Feng Wu, Zhengfei Guan, and Vance Whitaker

Introduction

Fresh strawberries are a major US fruit crop planted across 52,500 acres with a farm gate value of $2.06 billion in 2016. Due to its mild winter climate, Florida is the largest producer of winter strawberries in the United States, with a production area of approximately 10,700 acres and a farm gate value of $450 million in 2016. Florida traditionally markets fresh strawberries from late November until late March. However, that exclusive market window has been shrinking during the last few years, as Mexico has become a major competitor. Imports of fresh strawberries from Mexico reached 362 million pounds in 2016. This volume is approximately four times higher than Mexico's import volume a decade ago and one and a half times Florida production. Along with market integration, rapidly rising imports and domestic production have depressed market prices (Suh et al. 2017) and in some seasons have caused significant losses for Florida growers. Because fresh strawberries are a highly perishable commodity that cannot be stored for more than a few days, strawberry yield patterns have direct and strong effects on market prices.

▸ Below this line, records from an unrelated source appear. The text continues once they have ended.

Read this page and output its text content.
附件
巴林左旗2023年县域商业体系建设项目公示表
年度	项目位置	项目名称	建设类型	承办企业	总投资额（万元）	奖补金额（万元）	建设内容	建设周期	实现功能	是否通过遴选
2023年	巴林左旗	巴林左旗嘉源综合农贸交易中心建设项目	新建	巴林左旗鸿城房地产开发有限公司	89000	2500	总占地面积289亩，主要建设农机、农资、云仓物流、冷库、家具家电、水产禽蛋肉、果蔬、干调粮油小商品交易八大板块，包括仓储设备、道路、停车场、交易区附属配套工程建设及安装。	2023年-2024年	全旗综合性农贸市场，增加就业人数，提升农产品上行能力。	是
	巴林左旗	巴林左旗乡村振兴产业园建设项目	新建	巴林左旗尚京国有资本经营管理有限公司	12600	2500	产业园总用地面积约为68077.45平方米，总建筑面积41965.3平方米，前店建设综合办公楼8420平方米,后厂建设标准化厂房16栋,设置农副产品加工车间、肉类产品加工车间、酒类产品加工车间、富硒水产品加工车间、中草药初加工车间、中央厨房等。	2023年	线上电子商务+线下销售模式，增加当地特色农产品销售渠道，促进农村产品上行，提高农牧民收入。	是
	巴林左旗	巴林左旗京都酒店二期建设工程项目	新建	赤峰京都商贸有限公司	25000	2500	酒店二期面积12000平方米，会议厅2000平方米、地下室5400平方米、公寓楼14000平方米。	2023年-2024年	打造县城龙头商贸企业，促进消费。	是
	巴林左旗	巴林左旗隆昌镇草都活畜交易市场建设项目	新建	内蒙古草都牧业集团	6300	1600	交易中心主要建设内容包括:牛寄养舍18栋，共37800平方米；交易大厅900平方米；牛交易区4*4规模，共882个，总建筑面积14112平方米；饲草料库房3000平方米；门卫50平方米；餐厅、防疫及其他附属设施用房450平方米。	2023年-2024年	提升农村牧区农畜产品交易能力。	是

This publication summarizes recent research (Wu et al. 2015) on strawberry yield patterns and how they are predicted to affect profits. It is intended primarily for those involved in Extension, marketing, policy-making, production, and research related to the Florida strawberry industry. We believe that a better understanding of yield and price dynamics will be valuable to industry decision-makers.

Figure 4. 
Figure 4. 
Credit: USDA

 

Current and Optimal Yield Patterns

Figure 1 illustrates strawberry supplies from Florida, Mexico, and California averaged over the four-year period 2013–2016. Florida strawberries are available starting in November. They peak in February and March and decline rapidly in late March and early April due to plummeting prices. Imports from Mexico have almost the same pattern as Florida strawberries. In other months, imported Mexican strawberries are still available, but volumes are small. California is the major producer for summer strawberries, with supply substantially decreasing in winter. Overall supply reaches its lowest point in November, gradually increases afterward, and peaks in March (Figure 1). Low supply in November and December contributes to strong early-season prices for Florida strawberries.

Figure 1. Four-year average (2013–2016) supply from California, Florida, and Mexico to the US market.
Figure 1.  Four-year average (2013–2016) supply from California, Florida, and Mexico to the US market.

Figure 2 illustrates the dynamics of market average prices for 2013 through 2016. November and December have the highest prices, approximately $24/flat (1 flat = 8 pounds). Prices in March are reduced to less than half of the late November peak. Large price differences over the course of the season have made early-season yield critical to Florida growers' profitability. Accordingly, we have observed that the planting window in west-central Florida has shifted earlier in recent years, from early October to late September, in an attempt to produce higher yields in late November and early December.

Figure 2. Four-year average (2013–2016) farm gate prices.
Figure 2.  Four-year average (2013–2016) farm gate prices.

Meanwhile, overproduction in February and March has caused oversupply. In a perishable product market where long-term storage is not possible, all product is sold in a short period, which drives down prices in periods of oversupply. This oversupply problem has been exacerbated in recent years. Florida production jumped in 2011/12, which, along with climbing imports from Mexico, led to a market crash. Growers reported that more than 600 flats per acre were not harvested during the season because of a combination of lower prices and other factors (Guan et al. 2015). Six hundred flats represented a 20% yield loss. Some growers indicated that they had to abandon as much as 60% of strawberries in some of their fields.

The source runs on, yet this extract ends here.